Homeless shelters in the Spokane region will have to isolate COVID-positive people in their own facilities, upending earlier isolation plans providers relied on.
For most of the pandemic, homeless people in the region have been able to isolate at the My Place hotel in Spokane Valley.
There they have a bed to sleep in, a private bathroom and meals provided for them as they went through their COVID-19 illness, with or without symptoms, until they were no longer contagious and free to leave.
But that option has disappeared in recent weeks and perhaps permanently, with the My Place contract expiring Aug. 31.
The Spokane Regional Health District has yet to identify another option, despite multiple visits to potential sites, and instead is asking shelters to provide isolation options to those who test positive for the virus, according to an internal memo from the health district.
Shelters learned of the move late this week, and not all were consulted about the decision, despite claims to the contrary.
Volunteers of America, an organization that operates several shelters, including Crosswalk and Hope House, does not have the space to isolate a COVID positive guest, said Rae-Lynn Barden, a spokesperson for VOA.
The non-profit heard about the decision not to open another isolation facility Thursday night, and Barden said they were not a part of the decision-making process.
VOA has struggled to fully staff its shelters throughout the pandemic, limiting the number of available beds.
Staff members are frequently out awaiting COVID-19 test results, and hiring has been difficult for a job that requires constant contact with the public, said Stephen Miller, senior vice president of adult services.
When VOA is able to fully staff its shelters, all of the beds are full, Miller said, and being required to isolate people would not only reduce the number of shelter beds but be a danger to staff and other residents.
Currently, when people arrive at a VOA shelter they’re screened for COVID-19 symptoms. If they have symptoms and need to be tested, they will be isolated in a small room until they can be taken to the isolation facility.
Without that option, Miller said he’s not sure what they’ll do.
Earlier this month, shelters sent the health district a detailed letter explaining the need for a separate isolation facility where they could send people who test positive for COVID-19 .
On Friday, the Spokane Regional Health District made it clear that even if the county secures a new hotel isolation site, it will only be made available to shelters should they exceed their collective capacity.
“According to Spokane County representatives who have met with homeless shelter management, the shelters have space and are willing to provide isolation services on site,” Kelli Hawkins, spokesperson for the district said in an email. “If they were to exceed their capacity collectively, then yes, we can accept shelter patrons at the community site.”
The district has not identified this new hotel site yet, and Spokane County, which is funding the site, is “moving forward to finalize details and negotiate a contract for a new community isolation location using a hotel option,” according to Hawkins.
The health district also began discussions with American Behavioral Health regarding referral and transition of COVID-19 positive clients who would benefit from those services, according to Hawkins.
Earlier this year, homeless shelters had been able to contain outbreaks responsively, and vaccination rates have been higher in some facilities than the county as a whole.

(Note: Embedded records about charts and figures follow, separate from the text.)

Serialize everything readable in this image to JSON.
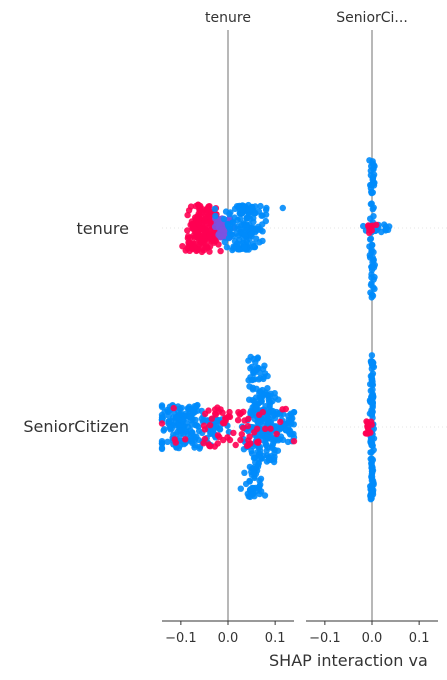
{
  "chart_data": {
    "type": "scatter",
    "kind": "shap-interaction-summary",
    "features": [
      "tenure",
      "SeniorCitizen"
    ],
    "panel_titles": [
      "tenure",
      "SeniorCi..."
    ],
    "xlabel": "SHAP interaction va",
    "xlim": [
      -0.14,
      0.14
    ],
    "xticks": [
      -0.1,
      0.0,
      0.1
    ],
    "xtick_labels": [
      "−0.1",
      "0.0",
      "0.1"
    ],
    "row_gridlines": "dotted",
    "zero_line": true,
    "colors": {
      "low": "#008bfb",
      "high": "#ff0052"
    },
    "distributions": [
      {
        "row": "tenure",
        "panel": "tenure",
        "clusters": [
          {
            "center": -0.058,
            "spread": 0.016,
            "width": 48,
            "n": 150,
            "color": "high"
          },
          {
            "center": -0.03,
            "spread": 0.006,
            "width": 32,
            "n": 40,
            "color": "high"
          },
          {
            "center": -0.01,
            "spread": 0.008,
            "width": 20,
            "n": 60,
            "color": "mid"
          },
          {
            "center": 0.04,
            "spread": 0.02,
            "width": 46,
            "n": 150,
            "color": "low"
          }
        ]
      },
      {
        "row": "tenure",
        "panel": "SeniorCi...",
        "clusters": [
          {
            "center": 0.0,
            "spread": 0.003,
            "width": 140,
            "n": 70,
            "color": "low"
          },
          {
            "center": 0.012,
            "spread": 0.015,
            "width": 8,
            "n": 20,
            "color": "low"
          },
          {
            "center": -0.004,
            "spread": 0.004,
            "width": 10,
            "n": 8,
            "color": "high"
          }
        ]
      },
      {
        "row": "SeniorCitizen",
        "panel": "tenure",
        "clusters": [
          {
            "center": -0.1,
            "spread": 0.03,
            "width": 44,
            "n": 150,
            "color": "low"
          },
          {
            "center": -0.03,
            "spread": 0.012,
            "width": 18,
            "n": 40,
            "color": "low"
          },
          {
            "center": 0.055,
            "spread": 0.012,
            "width": 140,
            "n": 140,
            "color": "low"
          },
          {
            "center": 0.08,
            "spread": 0.015,
            "width": 70,
            "n": 110,
            "color": "low"
          },
          {
            "center": 0.12,
            "spread": 0.015,
            "width": 30,
            "n": 50,
            "color": "low"
          },
          {
            "center": 0.0,
            "spread": 0.06,
            "width": 40,
            "n": 70,
            "color": "high"
          }
        ]
      },
      {
        "row": "SeniorCitizen",
        "panel": "SeniorCi...",
        "clusters": [
          {
            "center": 0.0,
            "spread": 0.002,
            "width": 145,
            "n": 110,
            "color": "low"
          },
          {
            "center": -0.008,
            "spread": 0.004,
            "width": 14,
            "n": 14,
            "color": "high"
          }
        ]
      }
    ]
  }
}
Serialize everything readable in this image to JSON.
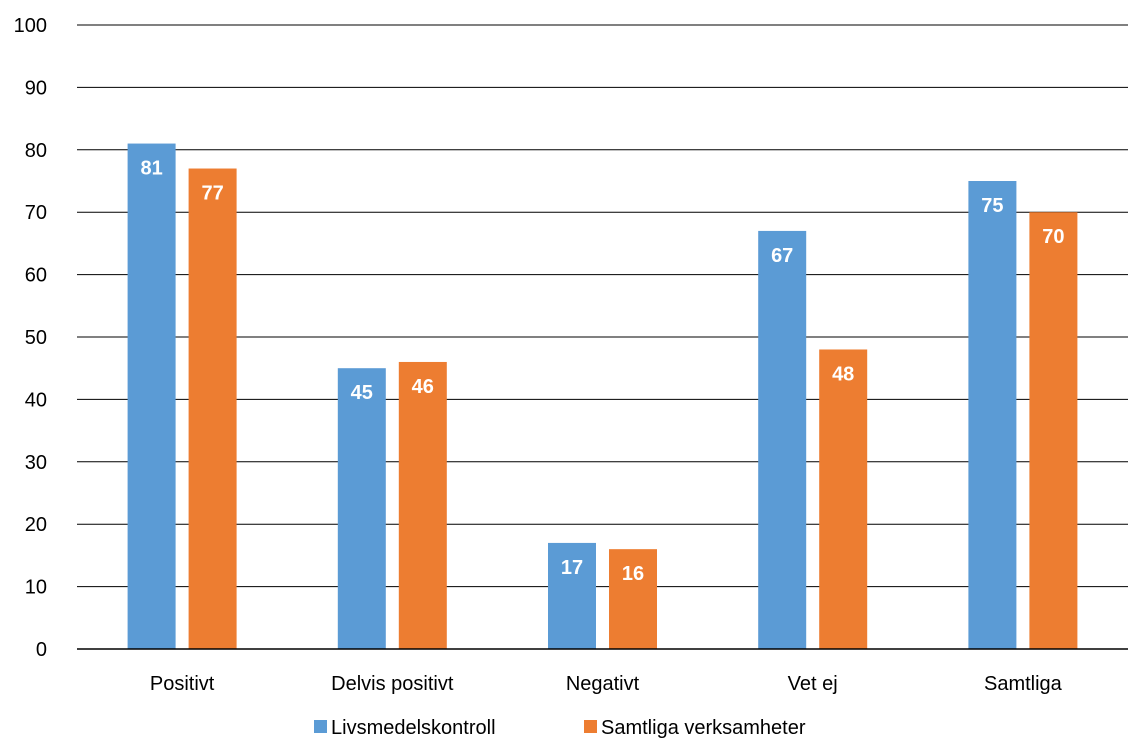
{
  "chart_data": {
    "type": "bar",
    "categories": [
      "Positivt",
      "Delvis positivt",
      "Negativt",
      "Vet ej",
      "Samtliga"
    ],
    "series": [
      {
        "name": "Livsmedelskontroll",
        "values": [
          81,
          45,
          17,
          67,
          75
        ],
        "color": "#5b9bd5"
      },
      {
        "name": "Samtliga verksamheter",
        "values": [
          77,
          46,
          16,
          48,
          70
        ],
        "color": "#ed7d31"
      }
    ],
    "ylim": [
      0,
      100
    ],
    "yticks": [
      0,
      10,
      20,
      30,
      40,
      50,
      60,
      70,
      80,
      90,
      100
    ],
    "grid": true,
    "data_labels": true,
    "legend_position": "bottom",
    "title": "",
    "xlabel": "",
    "ylabel": ""
  }
}
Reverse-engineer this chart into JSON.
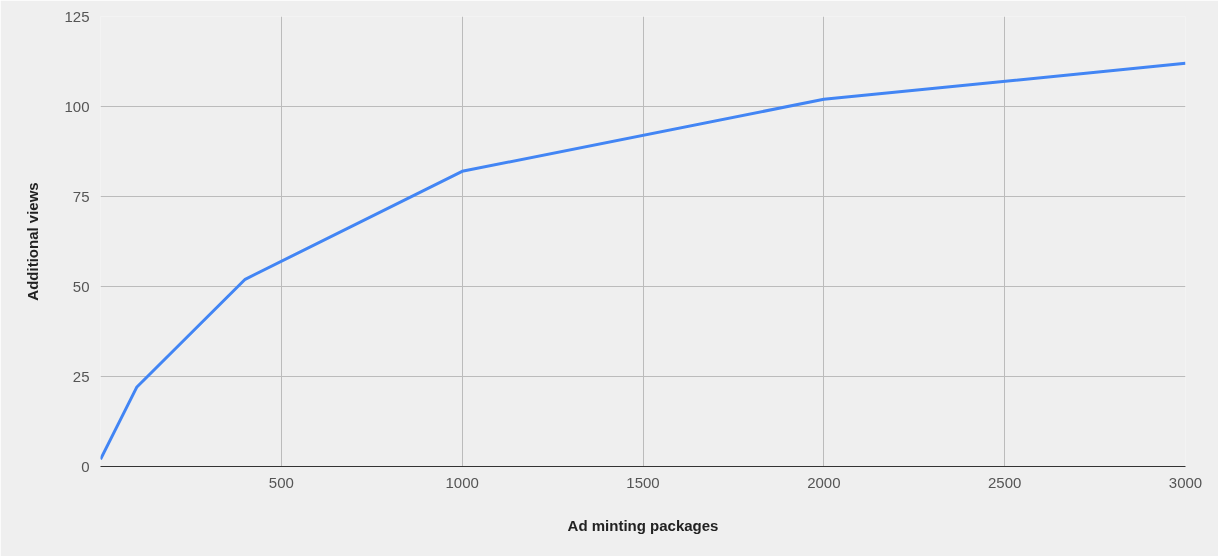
{
  "chart_data": {
    "type": "line",
    "xlabel": "Ad minting packages",
    "ylabel": "Additional views",
    "x": [
      0,
      100,
      400,
      1000,
      2000,
      3000
    ],
    "series": [
      {
        "color": "#4285f4",
        "values": [
          2,
          22,
          52,
          82,
          102,
          112
        ]
      }
    ],
    "xlim": [
      0,
      3000
    ],
    "xticks": [
      500,
      1000,
      1500,
      2000,
      2500,
      3000
    ],
    "ylim": [
      0,
      125
    ],
    "yticks": [
      0,
      25,
      50,
      75,
      100,
      125
    ],
    "grid": true,
    "marker": "none",
    "line_style": "solid"
  }
}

The delta variant changed things, however, and now many shelters have had outbreaks.
Just this week, a regular at the men’s shelter tested positive for COVID-19 and decided to check into Mann Grandstaff Veterans’ Hospital. He died not long after, said Dave Wall, community engagement director at Union Gospel Mission.
Wall said most of their residents who have tested positive have recovered. There are currently three men in isolation at UGM.
Health district staff members will continue their work with shelters providing testing, vaccines, resources and referrals.
The health district memo says “shelter providers have the necessary skills and experience to work with the populations who seek their help.” But not all providers agree on this point.
UGM has the capacity to expand and isolate guests who test positive, said Phil Altmeyer, executive director of UGM. COVID-positive people are isolated in the same dorm, and Altmeyer said they could open more dorms for isolation.
Not all providers have as much space as UGM however.
Creating a separate area to quarantine potentially positive people would likely reduce shelter beds due to staffing concerns at VOA shelters, and that could only happen if VOA could gain access to the necessary personal protective equipment to protect its staff.
At Hope House most residents in the respite beds, where people recently released from the hospital go to continue their recovery, are high risk, making it even more dangerous to have potentially COVID-positive people in the facility.
Miller said he would like a concerted centralized plan for shelters to deal with guests who need to be quarantined. That way people who are homeless and stay at multiple shelters would know the rules across each provider and would receive the same level of care, Miller said.
Shelter providers from Catholic Charities, the Guardians, Transitions, VOA and Union Gospel Mission signed off on an email to Administrator Amelia Clark and Health Officer Dr. Francisco Velázquez on Friday expressing concerns about staffing should they be required to isolate people.
“We are unable to provide formal isolation at quarantine spaces at our shelter sites,” the email says. “Please seek an immediate solution to this issue. We are fearful that many shelters will have little choice but to simply send COVID positive cases to the ER or hospital or urgent care clinics, which would put a profoundly dangerous burden on an already overwhelmed system.”